L’expert souligne qu’il est difficile de retrouver un prix normal après cette hausse constatée. «Une fois qu’on a augmenté un prix, il est difficile de revenir en arrière. Cela risque de durer et de perdurer. Ce n’est pas une spéculation, mais il se peut qu’il y ait des gens qui profiteraient de ce moment de flottement entre les deux gouvernements pour effectuer cette augmentation», note Taieb Aisse.

Pour sa part, Abdelghani Youmni, économiste et spécialiste des politiques publiques, nous explique que la hausse des cours de matières premières est due à une relance de l’économie internationale. «La demande fait pousser les cours vers le haut. Quand la demande augmente, c’est soit l’offre qui augmente ou les prix qui augmentent. Dans ce cas de figure, les prix ont augmenté»,explique Youmni.
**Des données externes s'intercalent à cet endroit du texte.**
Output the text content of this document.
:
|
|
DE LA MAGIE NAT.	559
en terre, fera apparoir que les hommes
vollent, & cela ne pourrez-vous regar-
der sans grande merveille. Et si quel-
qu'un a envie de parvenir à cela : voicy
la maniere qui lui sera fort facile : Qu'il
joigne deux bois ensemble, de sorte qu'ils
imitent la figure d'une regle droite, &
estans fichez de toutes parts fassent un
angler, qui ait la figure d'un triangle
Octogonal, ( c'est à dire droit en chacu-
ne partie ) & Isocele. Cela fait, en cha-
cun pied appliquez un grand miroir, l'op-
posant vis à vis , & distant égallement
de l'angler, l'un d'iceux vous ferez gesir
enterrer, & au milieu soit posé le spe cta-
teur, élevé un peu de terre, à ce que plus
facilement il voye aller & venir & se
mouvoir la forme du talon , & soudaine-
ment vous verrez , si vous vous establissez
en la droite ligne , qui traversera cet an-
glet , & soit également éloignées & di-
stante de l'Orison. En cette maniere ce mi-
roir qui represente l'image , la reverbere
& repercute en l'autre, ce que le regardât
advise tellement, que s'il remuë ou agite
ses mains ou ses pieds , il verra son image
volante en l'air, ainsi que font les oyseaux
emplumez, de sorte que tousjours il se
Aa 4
Ce dernier estime que cette hausse va avoir des répercussions négatives sur les pays émergents, mais aussi sur les pays en voie de développement ou intermédiaires, comme le Maroc.

Plusieurs conséquences

«D’abord, il y aura des conséquences sur notre caisse de compensation, mais également sur les prix. Quand vous avez les énergies et matières premières qui augmentent, les prix d’importations augmentent, c’est pour cela que la banque centrale a fait une opération d’absorption des devises ou ce qu’on appelle la stérilisation pour que le dirham n’augmente pas trop», précise El Youmni. Et d’ajouter que «si le dirham baisse ou augmente trop, nous aurons un différentiel sur les importations et les exportations».

Interrogé sur la probabilité de voir cette tendance se prolonger dans le temps, Abdelghani Youmni estime qu’il est difficile de juger maintenant. «On ne peut pas savoir. On peut supposer qu’elle serait bénéfique dans les pays de l’OCDE. C’est ce que l’on a eu pendant presque une dizaine d’années avec des taux d’intérêt de presque 0%. Mais si on a 3 ou 4% d’inflation, les taux d’intérêt risquent d’augmenter, et si le taux d’inflation dépasse les 3%, ce serait néfaste pour un pays comme le Maroc».

Reste à savoir aujourd’hui comment évoluera la situation après la mise en place du prochain gouvernement et comment ce dernier compte procéder pour remettre les pendules à l’heure.